Contamination controls were built into the testing for the Lombardi paper, perhaps Dr Silverman's trouble with the plasmid had been discovered by July.

To exclude the possibility that we were detecting a murine leukemia virus (MLV) laboratory contaminant, we deter- mined the phylogenetic relationship among endog- enous (non-ecotropic) MLV sequences, XMRV sequences, and sequences from CFS patients 1104, 1106, and 1178 (fig. S2). XMRV sequences from the CFS patients clustered with the XMRV sequences from prostate cancer cases and formed a branch distinct from non-ecotropic MLVs com- mon in inbred mouse strains. Thus, the virus de- tected in the CFS patients’ blood samples is unlikely to be a contaminant.
PCR. To avoid potential problems with laboratory DNA contamination, nested PCR was performed with separate reagents in a separate laboratory room designated to be free of high copy amplicon or plasmid DNA. Negative controls in the absence of added DNA were included in every experiment.
 

alex3619

Senior Member
Messages
13,810
Location
Logan, Queensland, Australia
My understanding from Judy's statement is that the contamination was potentially of patient blood samples due to storage with XMRV. Blood free controls would not have detected that as they were not the contaminated product. Bye, Alex
 

Bob

Senior Member
Messages
16,455
Location
England (south coast)
To continue the discussion regarding whether XMRV has brought more interest and funding into the field, Firestormm found this informative blog about funding from the NIH:
http://www.occupycfs.com/2012/07/31/nih-funding-and-the-xmrv-effect/

I think it could probably be interpreted both ways (e.g. XMRV has brought in more funds and XMRV has distracted funding away from other areas), so I'm not using it to support my own opinion.

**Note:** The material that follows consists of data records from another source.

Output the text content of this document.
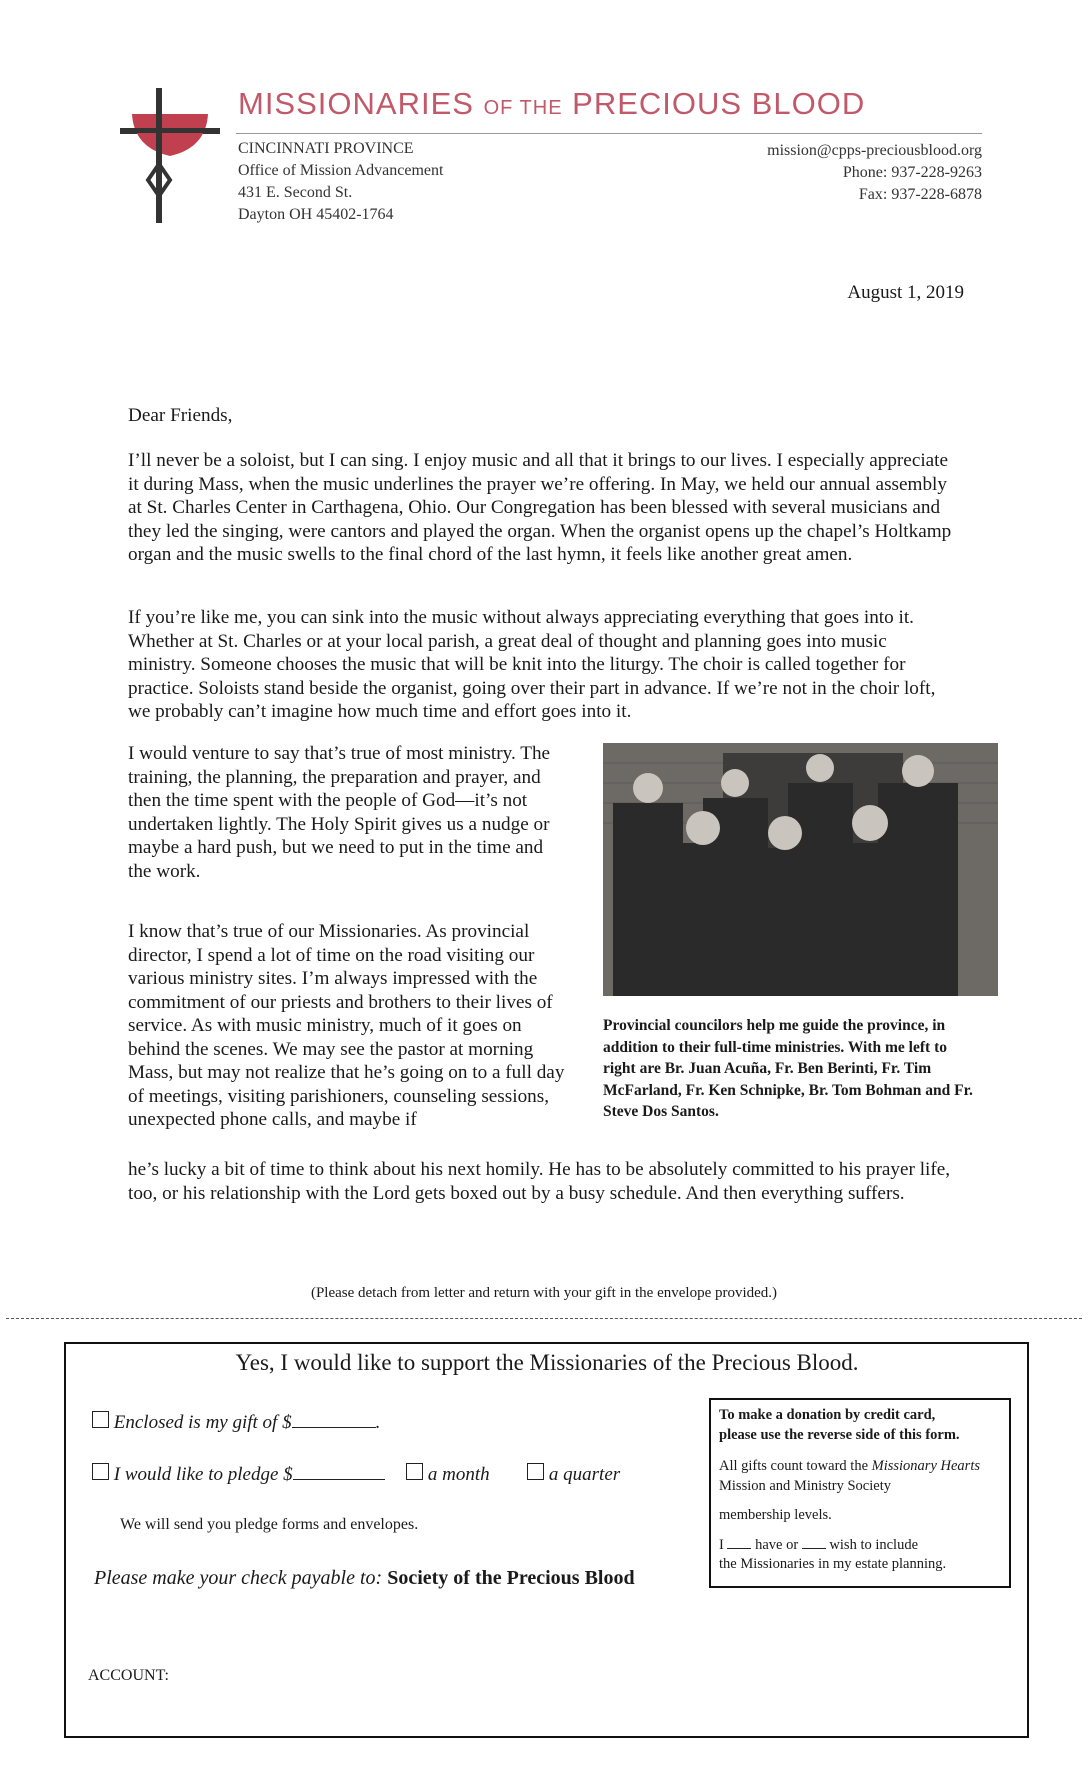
MISSIONARIES OF THE PRECIOUS BLOOD
CINCINNATI PROVINCE
Office of Mission Advancement
431 E. Second St.
Dayton OH 45402-1764
mission@cpps-preciousblood.org
Phone: 937-228-9263
Fax: 937-228-6878
August 1, 2019

Dear Friends,

I’ll never be a soloist, but I can sing. I enjoy music and all that it brings to our lives. I especially appreciate it during Mass, when the music underlines the prayer we’re offering. In May, we held our annual assembly at St. Charles Center in Carthagena, Ohio. Our Congregation has been blessed with several musicians and they led the singing, were cantors and played the organ. When the organist opens up the chapel’s Holtkamp organ and the music swells to the final chord of the last hymn, it feels like another great amen.

If you’re like me, you can sink into the music without always appreciating everything that goes into it. Whether at St. Charles or at your local parish, a great deal of thought and planning goes into music ministry. Someone chooses the music that will be knit into the liturgy. The choir is called together for practice. Soloists stand beside the organist, going over their part in advance. If we’re not in the choir loft, we probably can’t imagine how much time and effort goes into it.

I would venture to say that’s true of most ministry. The training, the planning, the preparation and prayer, and then the time spent with the people of God—it’s not undertaken lightly. The Holy Spirit gives us a nudge or maybe a hard push, but we need to put in the time and the work.

I know that’s true of our Missionaries. As provincial director, I spend a lot of time on the road visiting our various ministry sites. I’m always impressed with the commitment of our priests and brothers to their lives of service. As with music ministry, much of it goes on behind the scenes. We may see the pastor at morning Mass, but may not realize that he’s going on to a full day of meetings, visiting parishioners, counseling sessions, unexpected phone calls, and maybe if

he’s lucky a bit of time to think about his next homily. He has to be absolutely committed to his prayer life, too, or his relationship with the Lord gets boxed out by a busy schedule. And then everything suffers.

Provincial councilors help me guide the province, in addition to their full-time ministries. With me left to right are Br. Juan Acuña, Fr. Ben Berinti, Fr. Tim McFarland, Fr. Ken Schnipke, Br. Tom Bohman and Fr. Steve Dos Santos.
(Please detach from letter and return with your gift in the envelope provided.)
Yes, I would like to support the Missionaries of the Precious Blood.
Enclosed is my gift of $	.
I would like to pledge $	a month	a quarter
We will send you pledge forms and envelopes.
Please make your check payable to: Society of the Precious Blood
ACCOUNT:
To make a donation by credit card,
please use the reverse side of this form.
All gifts count toward the Missionary Hearts Mission and Ministry Society
membership levels.
I have or wish to include
the Missionaries in my estate planning.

But I just thought that people who have been involved in this discussion might find it interesting.

Keep in mind that this only analyses a single source of funding.

Thanks to Firestormm for finding it.
 

jspotila

Senior Member
Messages
1,099
To continue the discussion regarding whether XMRV has brought more interest and funding into the field, Firestormm found this informative blog about funding from the NIH:
http://www.occupycfs.com/2012/07/31/nih-funding-and-the-xmrv-effect/

I think it could probably be interpreted both ways (e.g. XMRV has brought in more funds and XMRV has distracted funding away from other areas), so I'm not using it to support my own opinion.

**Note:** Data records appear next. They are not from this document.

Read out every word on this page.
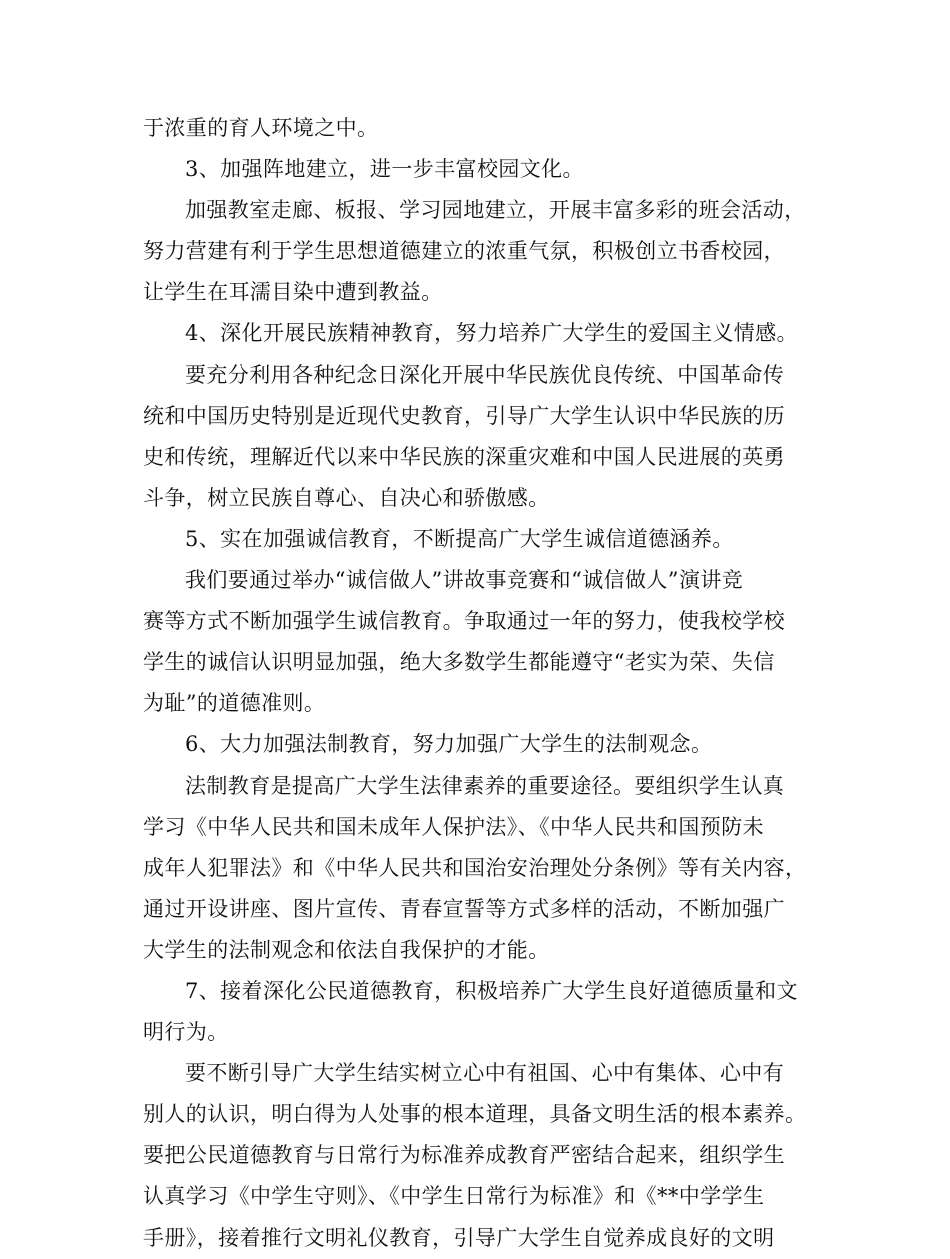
于浓重的育人环境之中。
3、加强阵地建立，进一步丰富校园文化。
加强教室走廊、板报、学习园地建立，开展丰富多彩的班会活动，
努力营建有利于学生思想道德建立的浓重气氛，积极创立书香校园，
让学生在耳濡目染中遭到教益。
4、深化开展民族精神教育，努力培养广大学生的爱国主义情感。
要充分利用各种纪念日深化开展中华民族优良传统、中国革命传
统和中国历史特别是近现代史教育，引导广大学生认识中华民族的历
史和传统，理解近代以来中华民族的深重灾难和中国人民进展的英勇
斗争，树立民族自尊心、自决心和骄傲感。
5、实在加强诚信教育，不断提高广大学生诚信道德涵养。
我们要通过举办“诚信做人”讲故事竞赛和“诚信做人”演讲竞
赛等方式不断加强学生诚信教育。争取通过一年的努力，使我校学校
学生的诚信认识明显加强，绝大多数学生都能遵守“老实为荣、失信
为耻”的道德准则。
6、大力加强法制教育，努力加强广大学生的法制观念。
法制教育是提高广大学生法律素养的重要途径。要组织学生认真
学习《中华人民共和国未成年人保护法》、《中华人民共和国预防未
成年人犯罪法》和《中华人民共和国治安治理处分条例》等有关内容，
通过开设讲座、图片宣传、青春宣誓等方式多样的活动，不断加强广
大学生的法制观念和依法自我保护的才能。
7、接着深化公民道德教育，积极培养广大学生良好道德质量和文
明行为。
要不断引导广大学生结实树立心中有祖国、心中有集体、心中有
别人的认识，明白得为人处事的根本道理，具备文明生活的根本素养。
要把公民道德教育与日常行为标准养成教育严密结合起来，组织学生
认真学习《中学生守则》、《中学生日常行为标准》和《**中学学生
手册》，接着推行文明礼仪教育，引导广大学生自觉养成良好的文明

But I just thought that people who have been involved in this discussion might find it interesting.

Keep in mind that this only analyses a single source of funding.

Thanks to Firestormm for finding it.

Thanks Bob and Firestormm for finding and posting my blog post on NIH funding and XMRV. I was shocked when I ran the numbers and saw that 82% of the NIH funding increase from 2009 to 2010 was for XMRV studies. The big big question is if XMRV studies disappear from the CFS allocation in 2012, will that money stay with CFS and be spent on other things. That is a really important test and will show us a bit more about the true effect.
 

Firestormm

Senior Member
Messages
5,055
Location
Cornwall England
The big big question is if XMRV studies disappear from the CFS allocation in 2012, will that money stay with CFS and be spent on other things. That is a really important test and will show us a bit more about the true effect.

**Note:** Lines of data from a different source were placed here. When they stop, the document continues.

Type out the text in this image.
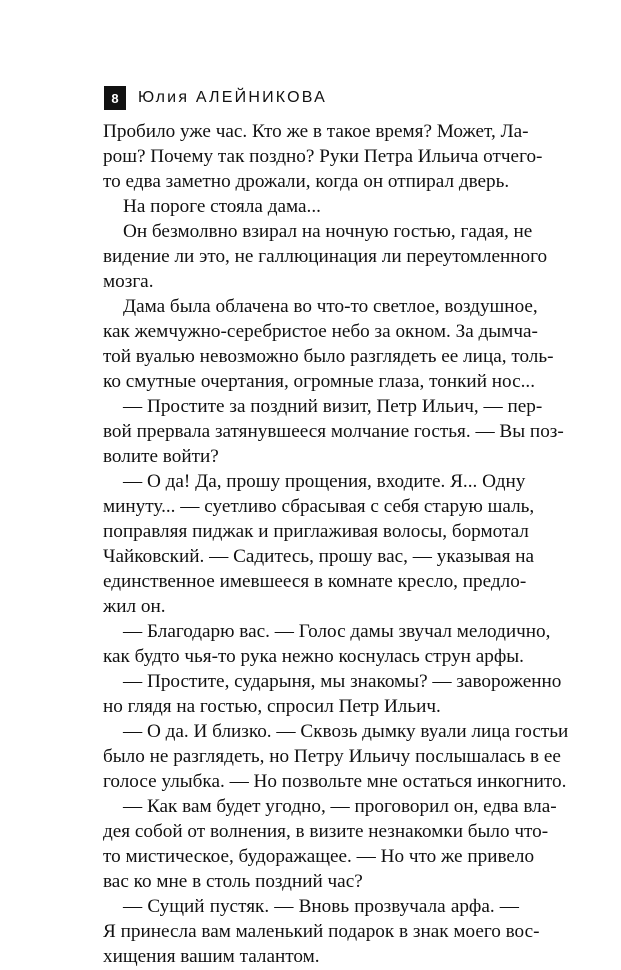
8	Юлия АЛЕЙНИКОВА
Пробило уже час. Кто же в такое время? Может, Ла-
рош? Почему так поздно? Руки Петра Ильича отчего-
то едва заметно дрожали, когда он отпирал дверь.
На пороге стояла дама...
Он безмолвно взирал на ночную гостью, гадая, не
видение ли это, не галлюцинация ли переутомленного
мозга.
Дама была облачена во что-то светлое, воздушное,
как жемчужно-серебристое небо за окном. За дымча-
той вуалью невозможно было разглядеть ее лица, толь-
ко смутные очертания, огромные глаза, тонкий нос...
— Простите за поздний визит, Петр Ильич, — пер-
вой прервала затянувшееся молчание гостья. — Вы поз-
волите войти?
— О да! Да, прошу прощения, входите. Я... Одну
минуту... — суетливо сбрасывая с себя старую шаль,
поправляя пиджак и приглаживая волосы, бормотал
Чайковский. — Садитесь, прошу вас, — указывая на
единственное имевшееся в комнате кресло, предло-
жил он.
— Благодарю вас. — Голос дамы звучал мелодично,
как будто чья-то рука нежно коснулась струн арфы.
— Простите, сударыня, мы знакомы? — завороженно
но глядя на гостью, спросил Петр Ильич.
— О да. И близко. — Сквозь дымку вуали лица гостьи
было не разглядеть, но Петру Ильичу послышалась в ее
голосе улыбка. — Но позвольте мне остаться инкогнито.
— Как вам будет угодно, — проговорил он, едва вла-
дея собой от волнения, в визите незнакомки было что-
то мистическое, будоражащее. — Но что же привело
вас ко мне в столь поздний час?
— Сущий пустяк. — Вновь прозвучала арфа. —
Я принесла вам маленький подарок в знак моего вос-
хищения вашим талантом.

Agreed. But. We should remember I think that the Lombardi paper claimed to have found XMRV present in healthy controls too. This meant that XMRV become more than ME. So I was not at all surprised to see funding directed in this way, and so long as the studies included 'CFS' in their title it would be classed as 'CFS' funding. What I mean is that this increased funding may legitimately be reduced once the Lipkin Study is concluded unless of course he endorses the findings and especially if he alleges the presence of XMRV/MLVs in controls.

If the connection to CFS is broken then these funds could then 'revert' to other places. Indeed I wouldn't be surprised if these were some sort of emergency funds and not necessarily an increase in CFS funding per se. What I mean is that perhaps we shouldn't view these additional funds as for 'CFS Research' as we do other studies. They might be best considered a 'one-off'.

Thanks for the article Jennie and for the accumulated piece on the Lipkin Study. Very useful.